Vierbeiner weg“, so Kälberer. „Das erleben ich und meine Waidkollegen nicht nur bei speziell für die Jagd gezüchteten Rassen. Auch Hüte- oder Gesellschaftshunderassen besitzen einen Jagdtrieb.“
Vor einigen Jahren hatte der Owener mit einer Halterin zu tun, deren Herdenhunde immer wieder ausgebüxt und jagen gegangen sind – bis sie eines Tages vor den Zug liefen. Während Corona ist die Zahl der Haushalte mit Hund auch in der Teckregion gestiegen, wie der Waidmann feststellt: „Einige, darunter vor allem Erstbesitzer, sind mit den Tieren überfordert. Vermutlich haben sie sich im Vorfeld zu wenig Gedanken darüber gemacht, ob die Eigenschaften der Rasse zu ihnen passen und dass der Hund Auslauf und Erziehung braucht.“ Anders ist für ihn nicht zu erklären, dass er auf Vierbeiner trifft, die mit einem GPS-Tracker am Halsband allein oder weit entfernt von Herrchen und Frauchen durch Wald und Flur streifen. Gerade in der sogenannten Brut-, Setz- und Aufzuchtzeit kann es durch frei laufende Hunde, aber auch durch Leute, die zu Fuß oder mit dem Rad abseits der Wege unterwegs sind, zu kritischen Situationen kommen. „Denn in dieser Zeit brüten Vögel, und viele Wildtiere bringen ihren Nachwuchs zur Welt und ziehen ihn auf“, erklärt Gabi Eichler.
Laut der Jägerin beginnt diese Phase am 1. April und endet am 15. Juli. Doch einige Tiere, wie Feldhase oder Dachs, werden schon im Februar geboren. Es ist also Vorsicht geboten. Denn brütende Vögel, die ihr Gelege nicht alleine lassen oder Jungtiere, die nicht so schnell flüchten oder Situationen einschätzen können, sind in dieser Zeit besonders angreifbar, sagt die Waidfrau. Grundsätzlich gibt es in Baden-Württemberg, von Kampfhunden und gefährlichen Hunden abgesehen, keine allgemeine Anleinpflicht. Städte und Gemeinden können in diesem Punkt selbst entscheiden, welche Vorgaben sie machen. Um zu verhindern, dass Gelege zerstört, Alt- oder Jungtiere verletzt oder getötet werden, appelliert Eichler an Hundehalter, ihre Fellnasen trotzdem anzuleinen.

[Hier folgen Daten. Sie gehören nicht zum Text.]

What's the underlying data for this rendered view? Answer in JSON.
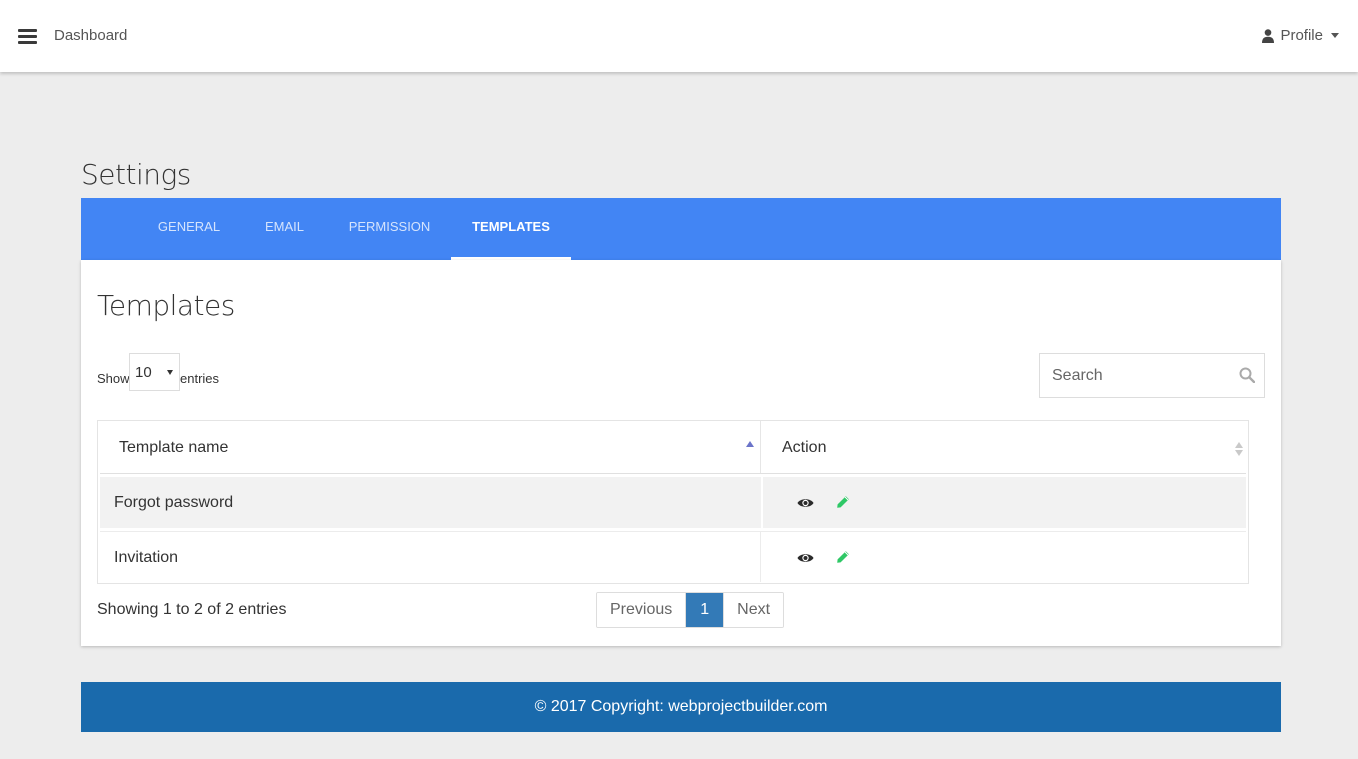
{
  "navbar": {
    "brand": "Dashboard",
    "profile_label": "Profile",
    "menu_icon": "hamburger-icon",
    "profile_icon": "user-icon"
  },
  "page": {
    "title": "Settings"
  },
  "tabs": [
    {
      "label": "GENERAL",
      "active": false
    },
    {
      "label": "EMAIL",
      "active": false
    },
    {
      "label": "PERMISSION",
      "active": false
    },
    {
      "label": "TEMPLATES",
      "active": true
    }
  ],
  "card": {
    "title": "Templates",
    "length": {
      "show_label": "Show",
      "value": "10",
      "entries_label": "entries"
    },
    "search": {
      "placeholder": "Search",
      "icon": "search-icon"
    },
    "table": {
      "columns": [
        "Template name",
        "Action"
      ],
      "rows": [
        {
          "name": "Forgot password",
          "actions": [
            "eye-icon",
            "pencil-icon"
          ]
        },
        {
          "name": "Invitation",
          "actions": [
            "eye-icon",
            "pencil-icon"
          ]
        }
      ]
    },
    "info": "Showing 1 to 2 of 2 entries",
    "pagination": {
      "previous": "Previous",
      "current": "1",
      "next": "Next"
    }
  },
  "footer": {
    "prefix": "© 2017 Copyright: ",
    "site": "webprojectbuilder.com"
  },
  "colors": {
    "tab_bar": "#4285f4",
    "footer": "#1a6aac",
    "pagination_active": "#337ab7",
    "edit_icon": "#2ec866",
    "sort_active": "#6b74c9"
  }
}
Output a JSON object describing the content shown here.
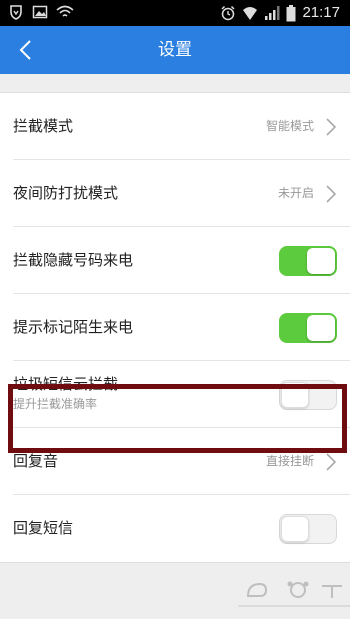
{
  "status_bar": {
    "time": "21:17",
    "icons": [
      "shield-icon",
      "picture-icon",
      "wifi-icon",
      "alarm-icon",
      "wifi-signal-icon",
      "cell-signal-icon",
      "battery-icon"
    ]
  },
  "header": {
    "title": "设置",
    "back_icon": "chevron-left-icon",
    "background": "#2a7fe0"
  },
  "settings": {
    "intercept_mode": {
      "label": "拦截模式",
      "value": "智能模式"
    },
    "night_mode": {
      "label": "夜间防打扰模式",
      "value": "未开启"
    },
    "hidden_number": {
      "label": "拦截隐藏号码来电",
      "on": true
    },
    "mark_stranger": {
      "label": "提示标记陌生来电",
      "on": true
    },
    "spam_sms_cloud": {
      "label": "垃圾短信云拦截",
      "sub": "提升拦截准确率",
      "on": false
    },
    "reply_tone": {
      "label": "回复音",
      "value": "直接挂断"
    },
    "reply_sms": {
      "label": "回复短信",
      "on": false
    }
  },
  "colors": {
    "toggle_on": "#5ccb3d",
    "highlight_border": "#6e0c10"
  }
}
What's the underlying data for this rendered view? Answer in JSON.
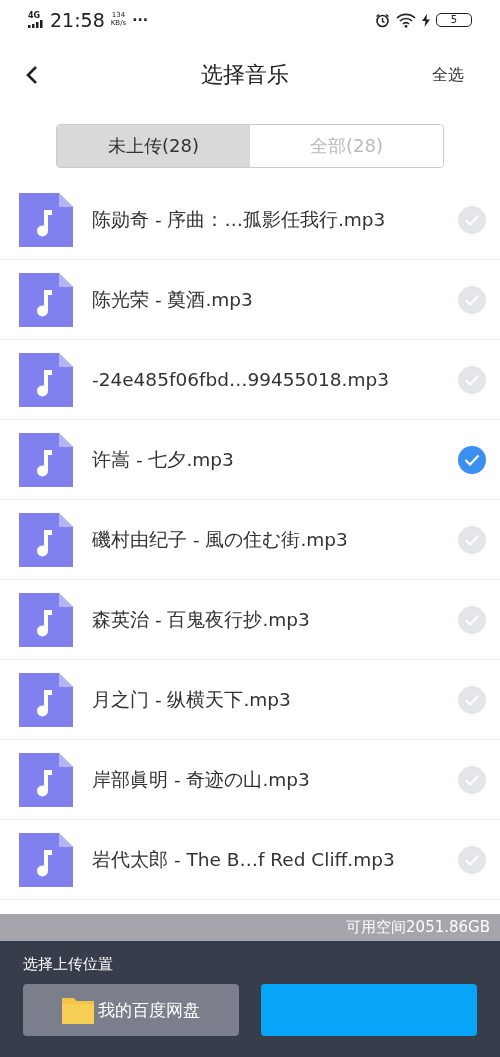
{
  "status_bar": {
    "network": "4G",
    "time": "21:58",
    "speed": "134",
    "speed_unit": "KB/s",
    "more": "···",
    "battery": "5"
  },
  "header": {
    "title": "选择音乐",
    "action": "全选"
  },
  "tabs": [
    {
      "label": "未上传(28)",
      "selected": true
    },
    {
      "label": "全部(28)",
      "selected": false
    }
  ],
  "files": [
    {
      "name": "陈勋奇 - 序曲：…孤影任我行.mp3",
      "checked": false
    },
    {
      "name": "陈光荣 - 奠酒.mp3",
      "checked": false
    },
    {
      "name": "-24e485f06fbd…99455018.mp3",
      "checked": false
    },
    {
      "name": "许嵩 - 七夕.mp3",
      "checked": true
    },
    {
      "name": "磯村由纪子 - 風の住む街.mp3",
      "checked": false
    },
    {
      "name": "森英治 - 百鬼夜行抄.mp3",
      "checked": false
    },
    {
      "name": "月之门 - 纵横天下.mp3",
      "checked": false
    },
    {
      "name": "岸部眞明 - 奇迹の山.mp3",
      "checked": false
    },
    {
      "name": "岩代太郎 - The B…f Red Cliff.mp3",
      "checked": false
    }
  ],
  "storage": "可用空间2051.86GB",
  "upload_panel": {
    "label": "选择上传位置",
    "location": "我的百度网盘"
  }
}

Waldtieren fehlt die Energie
Hinzu kommt nämlich, dass das Wild über den Winter in der Regel seine Energiereserven aufbraucht. Trotzdem muss es im Frühjahr Fortpflanzung, Balz, Brut und Aufzucht bewältigen. Da das Nahrungsangebot in dieser Jahreszeit aber noch begrenzt ist, bedeutet jede Störung einen zusätzlichen Energieaufwand. „Die Folge: Mehr Brutausfälle oder -aufgaben“, mahnt Gabi Eichler. „Dramatisch ist das vor allem auch für gefährdete Arten, die der Naturschutz retten will.“
Hundehalter sind aber beileibe nicht an allem schuld. In den Revieren der Kirchheimer Jägerschaft fallen vor allem Radfahrer auf, weil sie oft die Wege verlassen. German Kälberer hat an der Teck schon erlebt, wie Mountainbiker quer durchs Unterholz den Berg hinunter geschossen sind. Wieder andere joggen morgens um drei mit der Stirnlampe durch den Wald. Dabei sind Wildtiere auch während der Hauptzeit der Nahrungsaufnahme in der Dämmerung und Nacht sensibel gegenüber Beunruhigungen. Aktivitäten in der Natur sollten bei Dämmerung und in der Nacht vermieden werden, damit der Energiehaushalt im Lot bleibt. So sieht es auch Gabi Eichler: „Gebiete, die nicht vom Menschen erschlossen sind, sind selten geworden. Für Wildtiere ist es fast unmöglich, noch durchgehend ruhige Bereiche zu finden.“ Umso wichtiger sei es, auf den Wegen zu bleiben und unnötige Störungen, Stress aber auch Schäden an Lebensräumen, Brut- und Nistplätzen zu vermeiden. So wird auch verhindert, dass im Gelände neue Spuren entstehen, denen andere folgen.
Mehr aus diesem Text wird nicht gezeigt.